For 90 years, Pine Hall Brick has manufactured the building blocks of our society. Yet, this strong and innovative manufacturer finds itself at risk today. It has weathered difficult economic times in its history, including the 2009 recession. The collapse of the housing market eliminated a significant portion of its customer base, causing a 70 percent decrease in its business. Even in the face of a tough market, business had started to increase, but the uncertainty caused by the fiscal cliff has stalled its recovery.

Pine Hall Brick President W. Fletcher Steele explained the difficulties, saying, “The uncertainty in the economy, caused by the fiscal cliff, and overall negative business climate has our customers hanging on and holding back on orders. We’re looking to regain our footing, but like our customers, we have no idea what to plan for.”

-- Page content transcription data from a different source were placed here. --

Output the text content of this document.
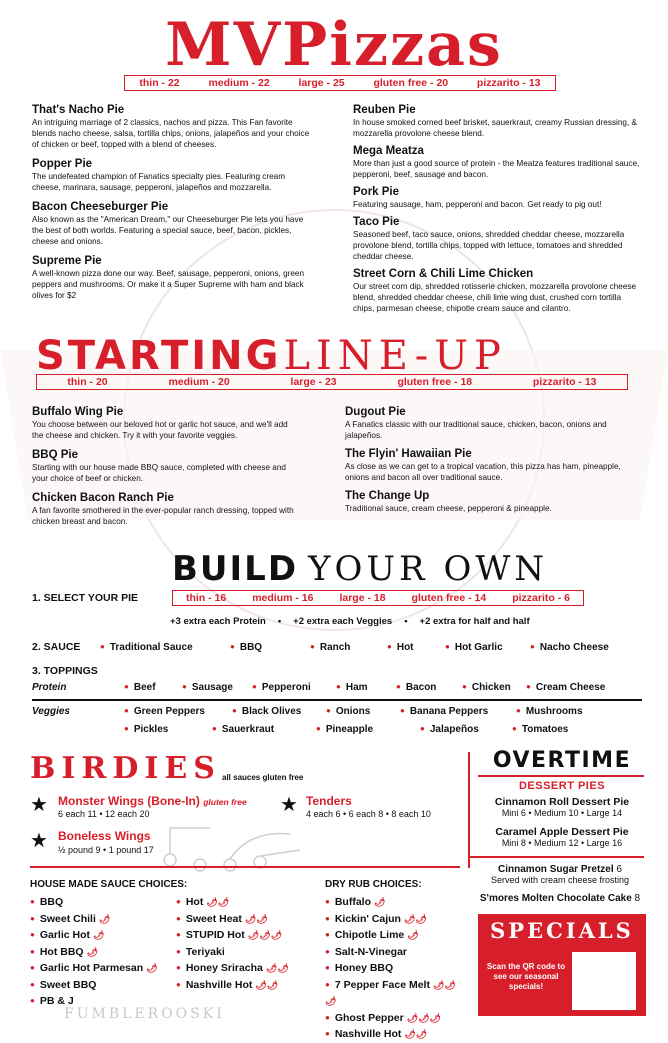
MVPizzas
thin - 22	medium - 22	large - 25	gluten free - 20	pizzarito - 13
That's Nacho Pie

An intriguing marriage of 2 classics, nachos and pizza. This Fan favorite blends nacho cheese, salsa, tortilla chips, onions, jalapeños and your choice of chicken or beef, topped with a blend of cheeses.

Popper Pie

The undefeated champion of Fanatics specialty pies. Featuring cream cheese, marinara, sausage, pepperoni, jalapeños and mozzarella.

Bacon Cheeseburger Pie

Also known as the "American Dream," our Cheeseburger Pie lets you have the best of both worlds. Featuring a special sauce, beef, bacon, pickles, cheese and onions.

Supreme Pie

A well-known pizza done our way. Beef, sausage, pepperoni, onions, green peppers and mushrooms. Or make it a Super Supreme with ham and black olives for $2

Reuben Pie

In house smoked corned beef brisket, sauerkraut, creamy Russian dressing, & mozzarella provolone cheese blend.

Mega Meatza

More than just a good source of protein - the Meatza features traditional sauce, pepperoni, beef, sausage and bacon.

Pork Pie

Featuring sausage, ham, pepperoni and bacon. Get ready to pig out!

Taco Pie

Seasoned beef, taco sauce, onions, shredded cheddar cheese, mozzarella provolone blend, tortilla chips, topped with lettuce, tomatoes and shredded cheddar cheese.

Street Corn & Chili Lime Chicken

Our street corn dip, shredded rotisserie chicken, mozzarella provolone cheese blend, shredded cheddar cheese, chili lime wing dust, crushed corn tortilla chips, parmesan cheese, chipotle cream sauce and cilantro.

STARTINGLINE-UP
thin - 20	medium - 20	large - 23	gluten free - 18	pizzarito - 13
Buffalo Wing Pie

You choose between our beloved hot or garlic hot sauce, and we'll add the cheese and chicken. Try it with your favorite veggies.

BBQ Pie

Starting with our house made BBQ sauce, completed with cheese and your choice of beef or chicken.

Chicken Bacon Ranch Pie

A fan favorite smothered in the ever-popular ranch dressing, topped with chicken breast and bacon.

Dugout Pie

A Fanatics classic with our traditional sauce, chicken, bacon, onions and jalapeños.

The Flyin' Hawaiian Pie

As close as we can get to a tropical vacation, this pizza has ham, pineapple, onions and bacon all over traditional sauce.

The Change Up

Traditional sauce, cream cheese, pepperoni & pineapple.

BUILD YOUR OWN
1. SELECT YOUR PIE	thin - 16 medium - 16 large - 18 gluten free - 14 pizzarito - 6
+3 extra each Protein • +2 extra each Veggies • +2 extra for half and half
2. SAUCE	● Traditional Sauce	● BBQ	● Ranch	● Hot	● Hot Garlic	● Nacho Cheese
3. TOPPINGS
Protein	● Beef	● Sausage	● Pepperoni	● Ham	● Bacon	● Chicken	● Cream Cheese
Veggies	● Green Peppers	● Black Olives	● Onions	● Banana Peppers	● Mushrooms
● Pickles	● Sauerkraut	● Pineapple	● Jalapeños	● Tomatoes
BIRDIES all sauces gluten free
★ Monster Wings (Bone-In) gluten free
6 each 11 • 12 each 20	★ Tenders
4 each 6 • 6 each 8 • 8 each 10
★ Boneless Wings
½ pound 9 • 1 pound 17
HOUSE MADE SAUCE CHOICES:
● BBQ
● Sweet Chili 🌶
● Garlic Hot 🌶
● Hot BBQ 🌶
● Garlic Hot Parmesan 🌶
● Sweet BBQ
● PB & J
● Hot 🌶🌶
● Sweet Heat 🌶🌶
● STUPID Hot 🌶🌶🌶
● Teriyaki
● Honey Sriracha 🌶🌶
● Nashville Hot 🌶🌶
DRY RUB CHOICES:
● Buffalo 🌶
● Kickin' Cajun 🌶🌶
● Chipotle Lime 🌶
● Salt-N-Vinegar
● Honey BBQ
● 7 Pepper Face Melt 🌶🌶🌶
● Ghost Pepper 🌶🌶🌶
● Nashville Hot 🌶🌶
FUMBLEROOSKI
OVERTIME
DESSERT PIES
Cinnamon Roll Dessert Pie
Mini 6 • Medium 10 • Large 14
Caramel Apple Dessert Pie
Mini 8 • Medium 12 • Large 16
Cinnamon Sugar Pretzel 6
Served with cream cheese frosting
S'mores Molten Chocolate Cake 8
SPECIALS
Scan the QR code to see our seasonal specials!
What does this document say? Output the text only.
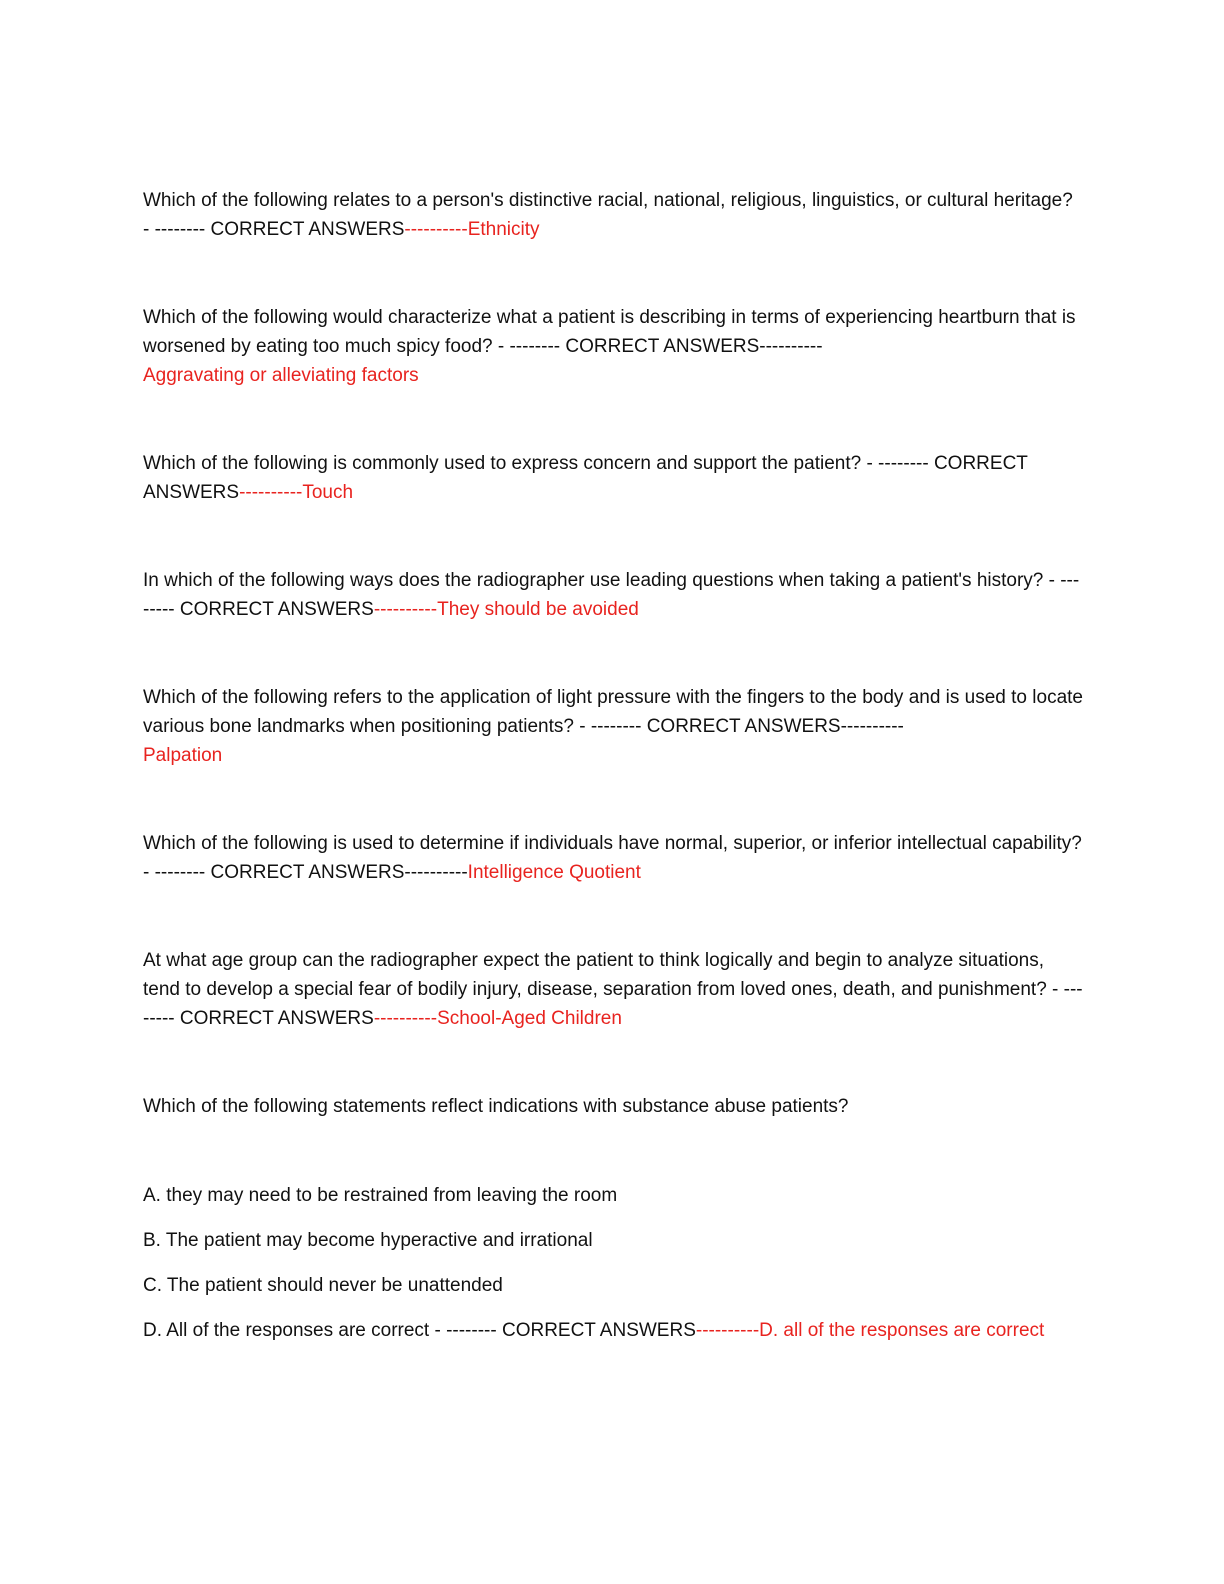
Which of the following relates to a person's distinctive racial, national, religious, linguistics, or cultural heritage? - -------- CORRECT ANSWERS----------Ethnicity

Which of the following would characterize what a patient is describing in terms of experiencing heartburn that is worsened by eating too much spicy food? - -------- CORRECT ANSWERS----------
Aggravating or alleviating factors

Which of the following is commonly used to express concern and support the patient? - -------- CORRECT ANSWERS----------Touch

In which of the following ways does the radiographer use leading questions when taking a patient's history? - -------- CORRECT ANSWERS----------They should be avoided

Which of the following refers to the application of light pressure with the fingers to the body and is used to locate various bone landmarks when positioning patients? - -------- CORRECT ANSWERS----------
Palpation

Which of the following is used to determine if individuals have normal, superior, or inferior intellectual capability? - -------- CORRECT ANSWERS----------Intelligence Quotient

At what age group can the radiographer expect the patient to think logically and begin to analyze situations, tend to develop a special fear of bodily injury, disease, separation from loved ones, death, and punishment? - -------- CORRECT ANSWERS----------School-Aged Children

Which of the following statements reflect indications with substance abuse patients?

A. they may need to be restrained from leaving the room

B. The patient may become hyperactive and irrational

C. The patient should never be unattended

D. All of the responses are correct - -------- CORRECT ANSWERS----------D. all of the responses are correct
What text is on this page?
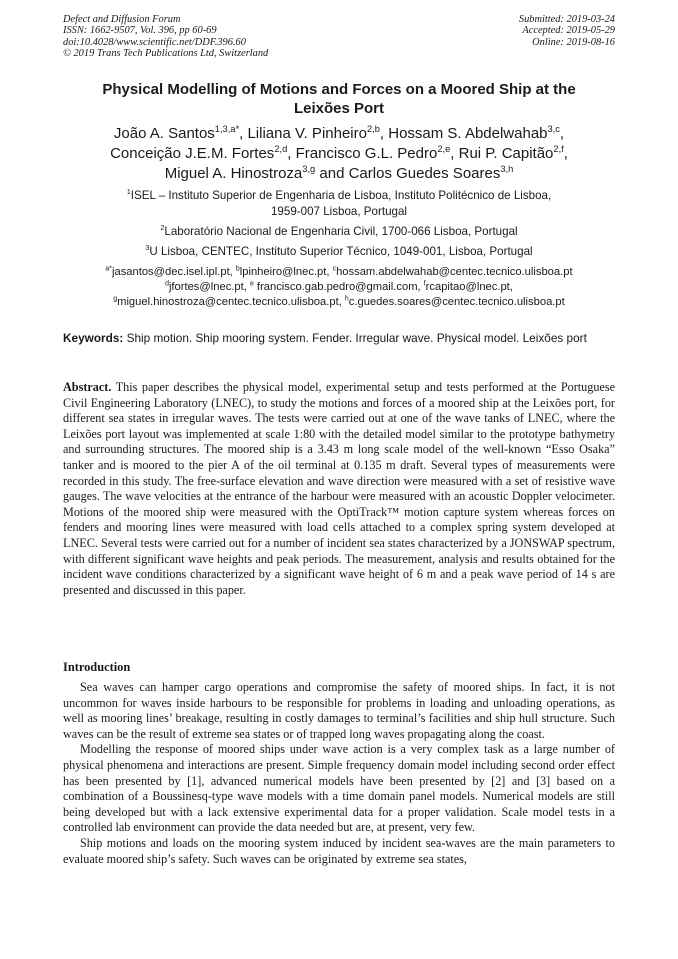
Defect and Diffusion Forum
ISSN: 1662-9507, Vol. 396, pp 60-69
doi:10.4028/www.scientific.net/DDF.396.60
© 2019 Trans Tech Publications Ltd, Switzerland
Submitted: 2019-03-24
Accepted: 2019-05-29
Online: 2019-08-16
Physical Modelling of Motions and Forces on a Moored Ship at the
Leixões Port
João A. Santos$^{1,3,a*}$, Liliana V. Pinheiro$^{2,b}$, Hossam S. Abdelwahab$^{3,c}$,
Conceição J.E.M. Fortes$^{2,d}$, Francisco G.L. Pedro$^{2,e}$, Rui P. Capitão$^{2,f}$,
Miguel A. Hinostroza$^{3,g}$ and Carlos Guedes Soares$^{3,h}$
$^1$ISEL – Instituto Superior de Engenharia de Lisboa, Instituto Politécnico de Lisboa,
1959-007 Lisboa, Portugal
$^2$Laboratório Nacional de Engenharia Civil, 1700-066 Lisboa, Portugal
$^3$U Lisboa, CENTEC, Instituto Superior Técnico, 1049-001, Lisboa, Portugal
$^{a*}$jasantos@dec.isel.ipl.pt, $^b$lpinheiro@lnec.pt, $^c$hossam.abdelwahab@centec.tecnico.ulisboa.pt
$^d$jfortes@lnec.pt, $^e$ francisco.gab.pedro@gmail.com, $^f$rcapitao@lnec.pt,
$^g$miguel.hinostroza@centec.tecnico.ulisboa.pt, $^h$c.guedes.soares@centec.tecnico.ulisboa.pt
Keywords: Ship motion. Ship mooring system. Fender. Irregular wave. Physical model. Leixões port
Abstract. This paper describes the physical model, experimental setup and tests performed at the Portuguese Civil Engineering Laboratory (LNEC), to study the motions and forces of a moored ship at the Leixões port, for different sea states in irregular waves. The tests were carried out at one of the wave tanks of LNEC, where the Leixões port layout was implemented at scale 1:80 with the detailed model similar to the prototype bathymetry and surrounding structures. The moored ship is a 3.43 m long scale model of the well-known “Esso Osaka” tanker and is moored to the pier A of the oil terminal at 0.135 m draft. Several types of measurements were recorded in this study. The free-surface elevation and wave direction were measured with a set of resistive wave gauges. The wave velocities at the entrance of the harbour were measured with an acoustic Doppler velocimeter. Motions of the moored ship were measured with the OptiTrack™ motion capture system whereas forces on fenders and mooring lines were measured with load cells attached to a complex spring system developed at LNEC. Several tests were carried out for a number of incident sea states characterized by a JONSWAP spectrum, with different significant wave heights and peak periods. The measurement, analysis and results obtained for the incident wave conditions characterized by a significant wave height of 6 m and a peak wave period of 14 s are presented and discussed in this paper.
Introduction

Sea waves can hamper cargo operations and compromise the safety of moored ships. In fact, it is not uncommon for waves inside harbours to be responsible for problems in loading and unloading operations, as well as mooring lines’ breakage, resulting in costly damages to terminal’s facilities and ship hull structure. Such waves can be the result of extreme sea states or of trapped long waves propagating along the coast.

Modelling the response of moored ships under wave action is a very complex task as a large number of physical phenomena and interactions are present. Simple frequency domain model including second order effect has been presented by [1], advanced numerical models have been presented by [2] and [3] based on a combination of a Boussinesq-type wave models with a time domain panel models. Numerical models are still being developed but with a lack extensive experimental data for a proper validation. Scale model tests in a controlled lab environment can provide the data needed but are, at present, very few.

Ship motions and loads on the mooring system induced by incident sea-waves are the main parameters to evaluate moored ship’s safety. Such waves can be originated by extreme sea states,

Founded in 1922 by Flake Steele, Sr., the company has been family owned and operated for three generations. Since its inception, Pine Hall Brick has been a leader, not only in manufacturing bricks for homes and offices, but for paving bricks as well. Over the decades, the company has prospered, becoming the largest supplier of clay pavers in the United States. It has constructed new, technology-driven plants and employed hundreds of workers. Headquartered since the beginning in Winston-Salem, N.C., Pine Hall Brick is a model example of how manufacturing in the United States builds communities and provides strong career opportunities. For generations, Pine Hall Brick has taken care of its employees, who have returned the favor with some of the best products on the market.

Pine Hall Brick, by all measures, has done business the right way—investing in its company and searching out new markets, all while leading its industry. The fiscal cliff is punishing manufacturers across the United States who have done the same. If there is no action, these companies will be hung out to dry. Massive tax increases, significantly decreased consumer spending, a further weakened housing market and another recession all threaten to derail our economic recovery and devastate businesses.

Manufacturers put everything they have into their businesses; they take pride in their work and have pride in their country. They have thrived in a positive business climate before and can do so again if Washington can put pro-growth policies in place. Fletcher Steele echoes this sentiment. “I hope Washington can put an agreement together that would put an end to this game of chicken.  I know that if they do that, Pine Hall Brick can thrive again. If we plunge back into a recession, I really don’t know what the future will hold.”